In 2009, with colleagues from Johns Hopkins University, Dorr led the development of a system that translates Pakistan’s Urdu language to English. She also worked on DARPA’s Global Autonomous Language Exploitation program, helping to develop software that analyzes and interprets huge volumes of speech and text in multiple languages. In addition, with her doctoral students, Dorr created Topiary, a summarizer that distills information, and the Translation Edit Rate Plus (TERp), an automatic evaluation metric for machine translation.
On leave at DARPA, Dorr is excited to oversee the next generation of machine translation through initiatives like the Broad Operational Language Translation program, which focuses on getting computers to translate more intelligently, and the Deep Exploration and Filtering of Text program, which is developing the technology to infer unstated information and understand other language nuances. “No matter how many skilled human translators the Department of Defense hires, there is always a need for technology to support world- wide operations,” says Dorr. “These sophisticated technologies help us sift through an endless stream of documents in search of information critical to national security efforts.”
Agriculture: Helping Organic Farmers Reap Awards
An interdisciplinary research team is growing much more than eggplants and bell peppers at a university farm in Upper Marlboro, Md. New soil- management practices for organic farming are also blooming. Among their organic research projects is a three-year grant from the U.S. Department of Agriculture National Institute of Food and Agriculture. The scientists are examining how different tillage systems affect crop profitability, soil quality and health, weed containment, pest dynamics and greenhouse gas emissions.
Researchers include Assistant Professor of Entomology Cerruti RR Hooks, whose work with growers has broadened his understanding of their day-to-day practices and concerns. “Farmers typically till the soil to prepare for the new vegetable growing season. To the soil’s beneficial organisms, that tillage is like a disruptive earthquake and other natural disasters all happening at once,” explains Hooks. “We want to develop a system that will conserve the nutrient-cycling organisms underground while preventing pest and weeds above the soil surface.”

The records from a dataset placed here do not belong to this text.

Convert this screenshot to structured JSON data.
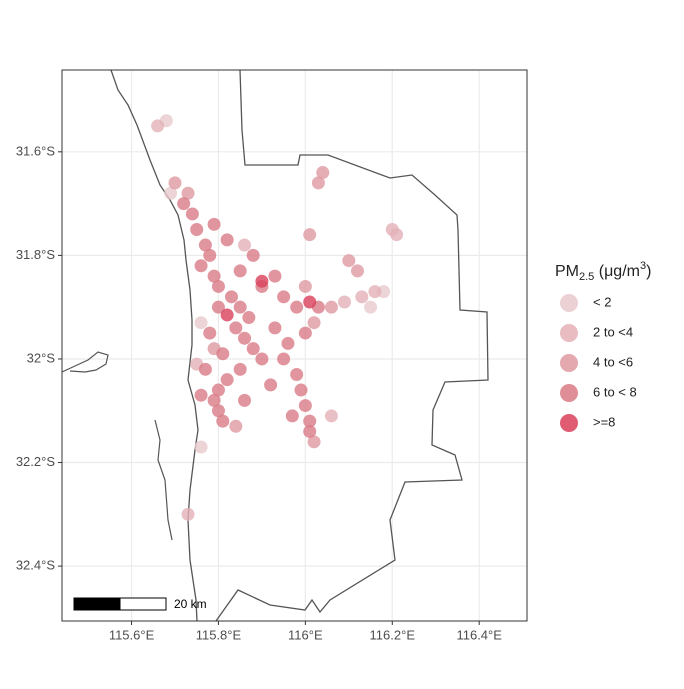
{
  "chart_data": {
    "type": "scatter",
    "legend_title": {
      "main": "PM",
      "sub": "2.5",
      "mid": " (μg/m",
      "sup": "3",
      "end": ")"
    },
    "scale_bar": "20 km",
    "xlim": [
      115.44,
      116.51
    ],
    "ylim": [
      -32.506,
      -31.442
    ],
    "xticks": [
      {
        "value": 115.6,
        "label": "115.6°E"
      },
      {
        "value": 115.8,
        "label": "115.8°E"
      },
      {
        "value": 116.0,
        "label": "116°E"
      },
      {
        "value": 116.2,
        "label": "116.2°E"
      },
      {
        "value": 116.4,
        "label": "116.4°E"
      }
    ],
    "yticks": [
      {
        "value": -31.6,
        "label": "31.6°S"
      },
      {
        "value": -31.8,
        "label": "31.8°S"
      },
      {
        "value": -32.0,
        "label": "32°S"
      },
      {
        "value": -32.2,
        "label": "32.2°S"
      },
      {
        "value": -32.4,
        "label": "32.4°S"
      }
    ],
    "grid": true,
    "series": [
      {
        "name": "< 2",
        "color": "#e9c9cd",
        "x": [
          115.68,
          115.69,
          116.18,
          116.15,
          115.76,
          115.76
        ],
        "y": [
          -31.54,
          -31.68,
          -31.87,
          -31.9,
          -32.17,
          -31.93
        ]
      },
      {
        "name": "2 to <4",
        "color": "#e4b0b6",
        "x": [
          115.66,
          116.2,
          116.21,
          116.13,
          116.16,
          116.09,
          115.75,
          116.06,
          115.86,
          115.73
        ],
        "y": [
          -31.55,
          -31.75,
          -31.76,
          -31.88,
          -31.87,
          -31.89,
          -32.01,
          -32.11,
          -31.78,
          -32.3
        ]
      },
      {
        "name": "4 to <6",
        "color": "#df99a1",
        "x": [
          115.73,
          115.7,
          116.1,
          116.12,
          116.01,
          116.03,
          116.04,
          116.06,
          115.84,
          116.02,
          116.0,
          115.79,
          116.02
        ],
        "y": [
          -31.68,
          -31.66,
          -31.81,
          -31.83,
          -31.76,
          -31.66,
          -31.64,
          -31.9,
          -32.13,
          -31.93,
          -31.86,
          -31.98,
          -32.16
        ]
      },
      {
        "name": "6 to < 8",
        "color": "#d97a86",
        "x": [
          115.72,
          115.74,
          115.75,
          115.77,
          115.78,
          115.76,
          115.79,
          115.8,
          115.83,
          115.85,
          115.87,
          115.84,
          115.86,
          115.88,
          115.9,
          115.85,
          115.82,
          115.8,
          115.79,
          115.8,
          115.81,
          115.9,
          115.95,
          115.98,
          115.93,
          115.96,
          115.95,
          115.98,
          115.99,
          116.0,
          116.01,
          116.01,
          115.88,
          115.85,
          115.8,
          115.78,
          115.77,
          115.76,
          115.82,
          115.93,
          116.03,
          116.0,
          115.92,
          115.86,
          115.79,
          115.97,
          115.81
        ],
        "y": [
          -31.7,
          -31.72,
          -31.75,
          -31.78,
          -31.8,
          -31.82,
          -31.84,
          -31.86,
          -31.88,
          -31.9,
          -31.92,
          -31.94,
          -31.96,
          -31.98,
          -32.0,
          -32.02,
          -32.04,
          -32.06,
          -32.08,
          -32.1,
          -32.12,
          -31.86,
          -31.88,
          -31.9,
          -31.94,
          -31.97,
          -32.0,
          -32.03,
          -32.06,
          -32.09,
          -32.12,
          -32.14,
          -31.8,
          -31.83,
          -31.9,
          -31.95,
          -32.02,
          -32.07,
          -31.77,
          -31.84,
          -31.9,
          -31.95,
          -32.05,
          -32.08,
          -31.74,
          -32.11,
          -31.99
        ]
      },
      {
        "name": ">=8",
        "color": "#d9405a",
        "x": [
          115.9,
          115.82,
          116.01
        ],
        "y": [
          -31.85,
          -31.915,
          -31.89
        ]
      }
    ]
  }
}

Creation of that system involves a comparison of a conventional tillage system to no-tillage and reduced-tillage systems. In each case, cover crops are planted because of their beneficial impacts on soil organisms, nutrients and the environment. Their findings will help answer an important stakeholder question: What tillage system type is best to manage the remains of these cover crops when it comes time to plant cash crops? Ultimately, the scientists hope to provide organic farmers with best-management practices that are productive, profitable and environmentally sound.
The research is a collaborative effort with the College of Agriculture and Natural Resources, including Environmental Science and Technology Professor Ray Weil, an expert in using forage radish as a cover crop, and the University of Hawaii at Manoa, the University of Maryland Eastern Shore, and the Department of Agriculture. Hooks has also assembled a dream team of postdoctoral researchers: project leader Lauren Kolb, a specialist in weed science; Mariam Lekveishvili, an expert on mites, used with other organisms as indicators of soil health; and Guihua Chen, an accomplished scientist with expertise in soil quality and greenhouse gas emissions.